A priority for dairy operations is to decrease production costs while optimizing heifer growth without sacrificing productivity, University of New Hampshire researchers wrote in an advance article published in the journal Translational Animal Science.
Researchers Eric Hatungimana, Tess Stahl and Peter Erickson noted that the cost of energy and protein feeds — especially corn and soybean meal — can be expensive, so substituting alternative sources for those ingredients is "of great importance."
Hatungimana et al. investigated wet brewer’s grains (WBG) — byproducts of the brewing industry — which have gained popularity because of high nutritional value, low cost and availability in various regions of the country. They conducted a study to evaluate the growth performance and nutrient digestibility of Holstein heifers limit-fed diets containing differing amounts of WBG.
The study was a 12-week randomized complete block design using 30 yearling Holstein heifers starting at about 378 days of age and with an average initial bodyweight of 357.8 kg. Treatments were 0%, 10% or 20% of WBG on a dry matter basis, and diets were formulated to be limit-fed for dry matter intake (DMI) at 2.35% of bodyweight and provided 15% crude protein and 2.27 Mcal of metabolizable energy per kilogram of dietary dry matter, Hatungimana et al. explained.
DMI was recorded daily, while bodyweight and skeletal measurements were recorded every two weeks. During week 12, fecal samples were collected directly from the rectum over four consecutive days and composited by heifer to determine apparent total-tract nutrient digestibility using acid detergent insoluble ash as a marker.
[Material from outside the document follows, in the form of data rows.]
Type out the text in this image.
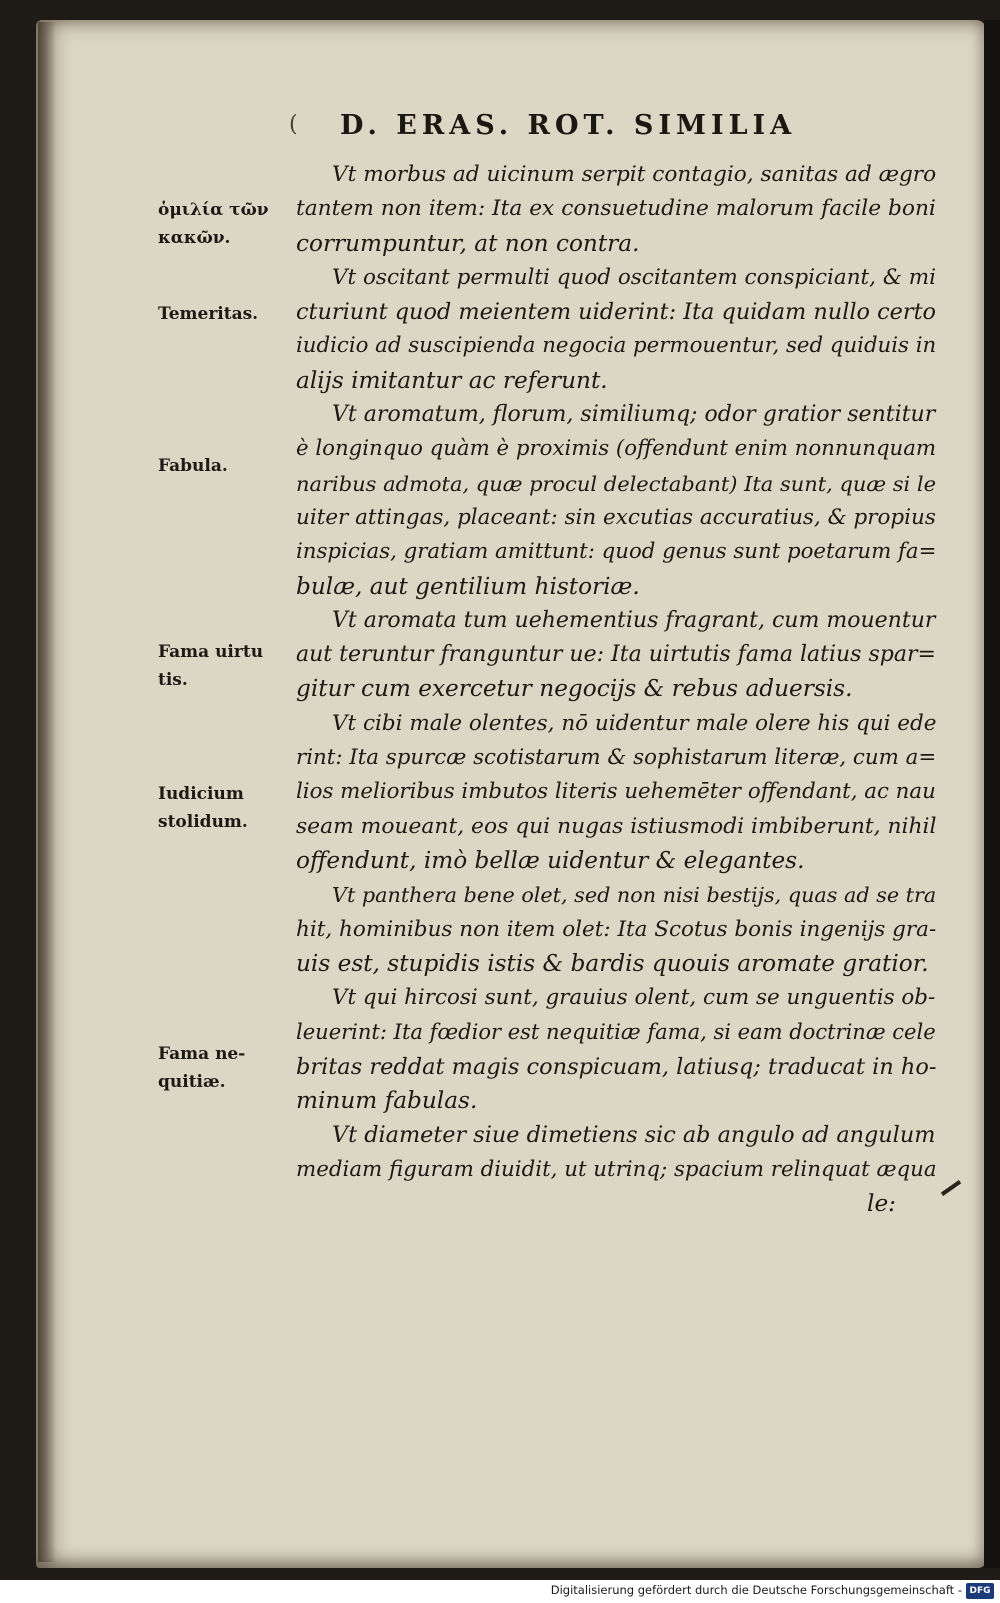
( D. ERAS. ROT. SIMILIA
Vt morbus ad uicinum serpit contagio, sanitas ad ægro
tantem non item: Ita ex consuetudine malorum facile boni
corrumpuntur, at non contra.
Vt oscitant permulti quod oscitantem conspiciant, & mi
cturiunt quod meientem uiderint: Ita quidam nullo certo
iudicio ad suscipienda negocia permouentur, sed quiduis in
alijs imitantur ac referunt.
Vt aromatum, florum, similiumq; odor gratior sentitur
è longinquo quàm è proximis (offendunt enim nonnunquam
naribus admota, quæ procul delectabant) Ita sunt, quæ si le
uiter attingas, placeant: sin excutias accuratius, & propius
inspicias, gratiam amittunt: quod genus sunt poetarum fa=
bulæ, aut gentilium historiæ.
Vt aromata tum uehementius fragrant, cum mouentur
aut teruntur franguntur ue: Ita uirtutis fama latius spar=
gitur cum exercetur negocijs & rebus aduersis.
Vt cibi male olentes, nō uidentur male olere his qui ede
rint: Ita spurcæ scotistarum & sophistarum literæ, cum a=
lios melioribus imbutos literis uehemēter offendant, ac nau
seam moueant, eos qui nugas istiusmodi imbiberunt, nihil
offendunt, imò bellæ uidentur & elegantes.
Vt panthera bene olet, sed non nisi bestijs, quas ad se tra
hit, hominibus non item olet: Ita Scotus bonis ingenijs gra-
uis est, stupidis istis & bardis quouis aromate gratior.
Vt qui hircosi sunt, grauius olent, cum se unguentis ob-
leuerint: Ita fœdior est nequitiæ fama, si eam doctrinæ cele
britas reddat magis conspicuam, latiusq; traducat in ho-
minum fabulas.
Vt diameter siue dimetiens sic ab angulo ad angulum
mediam figuram diuidit, ut utrinq; spacium relinquat æqua
le:
ὁμιλία τῶν
κακῶν.
Temeritas.
Fabula.
Fama uirtu
tis.
Iudicium
stolidum.
Fama ne-
quitiæ.
Digitalisierung gefördert durch die Deutsche Forschungsgemeinschaft - DFG
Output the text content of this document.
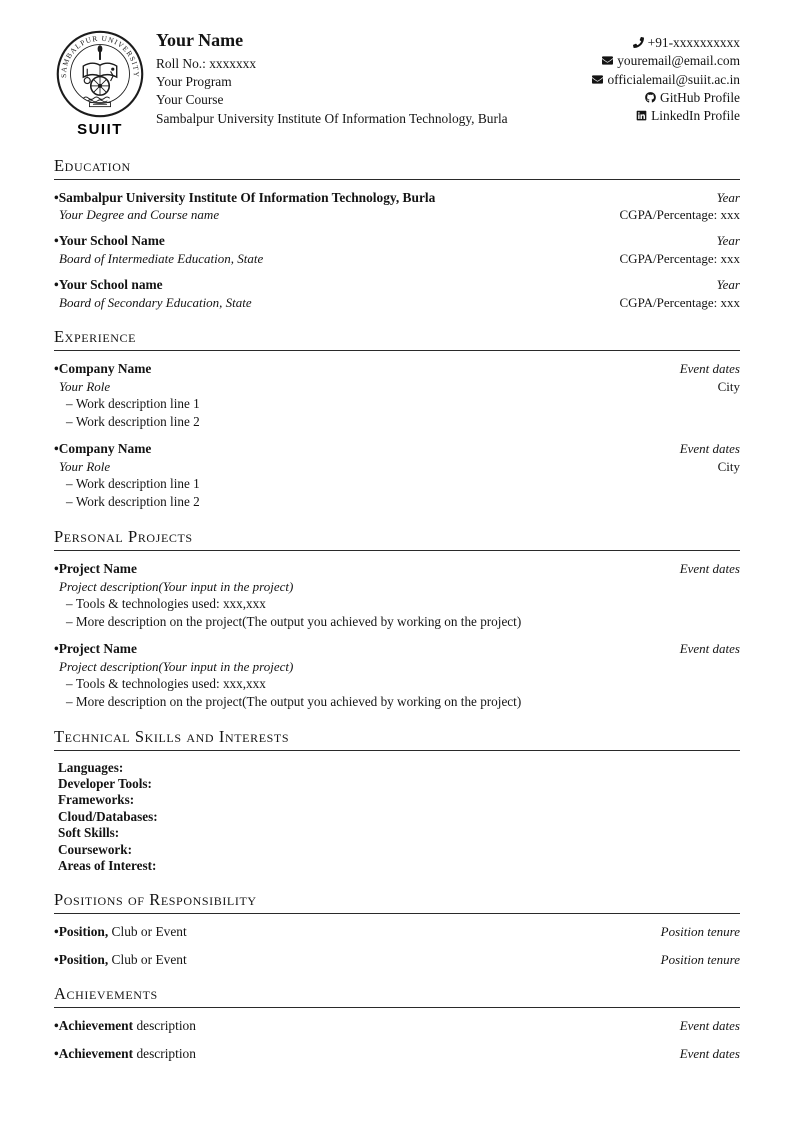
SAMBALPUR UNIVERSITY
SUIIT
Your Name
Roll No.: xxxxxxx
Your Program
Your Course
Sambalpur University Institute Of Information Technology, Burla
+91-xxxxxxxxxx
youremail@email.com
officialemail@suiit.ac.in
GitHub Profile
LinkedIn Profile
Education
• Sambalpur University Institute Of Information Technology, Burla	Year
Your Degree and Course name	CGPA/Percentage: xxx
• Your School Name	Year
Board of Intermediate Education, State	CGPA/Percentage: xxx
• Your School name	Year
Board of Secondary Education, State	CGPA/Percentage: xxx
Experience
• Company Name	Event dates
Your Role	City
– Work description line 1
– Work description line 2
• Company Name	Event dates
Your Role	City
– Work description line 1
– Work description line 2
Personal Projects
• Project Name	Event dates
Project description(Your input in the project)
– Tools & technologies used: xxx,xxx
– More description on the project(The output you achieved by working on the project)
• Project Name	Event dates
Project description(Your input in the project)
– Tools & technologies used: xxx,xxx
– More description on the project(The output you achieved by working on the project)
Technical Skills and Interests
Languages:
Developer Tools:
Frameworks:
Cloud/Databases:
Soft Skills:
Coursework:
Areas of Interest:
Positions of Responsibility
• Position, Club or Event	Position tenure
• Position, Club or Event	Position tenure
Achievements
• Achievement description	Event dates
• Achievement description	Event dates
According to the researchers, DMI, bodyweight and average daily gain (ADG) were not different among treatments (P = 0.2, P = 0.4 and P = 0.6, respectively). DMIs ranged from 8.6 to 9.0 kg per day. Average bodyweights were 404.4, 411.5 and 409.3 kg for heifers fed the 0%, 10% and 20% WBG diets, respectively. ADGs were 1.03, 1.04 and 0.96 kg per day for heifers fed the 0%, 10% and 20% WBG diets, respectively.
They added that skeletal measurements and body condition scores also did not differ among treatments except for the change in heart girth (P < 0.01) and initial condition score (P < 0.01).
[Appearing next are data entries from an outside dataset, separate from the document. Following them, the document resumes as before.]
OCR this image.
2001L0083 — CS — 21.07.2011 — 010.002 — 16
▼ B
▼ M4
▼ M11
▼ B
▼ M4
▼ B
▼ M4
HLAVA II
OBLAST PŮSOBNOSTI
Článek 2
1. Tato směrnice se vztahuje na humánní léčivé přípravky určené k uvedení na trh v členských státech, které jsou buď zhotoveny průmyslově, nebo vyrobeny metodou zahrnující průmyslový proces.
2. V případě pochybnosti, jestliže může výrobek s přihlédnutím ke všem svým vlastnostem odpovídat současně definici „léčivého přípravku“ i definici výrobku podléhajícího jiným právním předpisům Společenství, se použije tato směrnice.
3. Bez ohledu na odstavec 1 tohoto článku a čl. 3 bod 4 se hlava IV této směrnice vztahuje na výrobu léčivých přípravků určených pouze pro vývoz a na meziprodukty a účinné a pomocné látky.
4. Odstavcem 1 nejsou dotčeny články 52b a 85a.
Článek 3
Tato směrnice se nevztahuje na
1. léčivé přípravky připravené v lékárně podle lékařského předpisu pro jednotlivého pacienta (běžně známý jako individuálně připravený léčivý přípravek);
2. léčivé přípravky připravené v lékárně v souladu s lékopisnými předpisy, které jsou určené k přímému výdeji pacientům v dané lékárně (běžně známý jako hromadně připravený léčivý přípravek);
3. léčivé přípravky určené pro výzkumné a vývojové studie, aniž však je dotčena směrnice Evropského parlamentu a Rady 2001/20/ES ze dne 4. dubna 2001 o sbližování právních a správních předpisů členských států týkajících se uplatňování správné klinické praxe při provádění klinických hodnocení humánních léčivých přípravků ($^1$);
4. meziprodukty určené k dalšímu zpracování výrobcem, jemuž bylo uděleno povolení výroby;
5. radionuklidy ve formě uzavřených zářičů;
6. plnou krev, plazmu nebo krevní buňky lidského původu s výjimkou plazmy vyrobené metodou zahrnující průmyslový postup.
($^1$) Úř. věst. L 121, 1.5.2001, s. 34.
Apparent total tract digestibilities of dry matter, organic matter, crude protein, fat and hemicellulose were greater or tended to be greater in heifers fed 0% and 20% WBG treatments than heifers fed 10% WBG (P = 0.04, P = 0.04, P = 0.06, P = 0.06 and P = 0.01, respectively), Hatungimana et al. reported. Neutral detergent fiber, acid detergent fiber and fat digestibilities were similar among treatments (P = 0.2, P = 0.3 and P = 0.3, respectively).
During the digestibility phase, DMI tended to be greater (P = 0.08) for the 10% WBG treatment.
Hatungimana et al. concluded that limit-feeding heifers with diets containing up to 20% WBG could replace soybean- and corn-based concentrates without adverse consequences to heifer growth performance.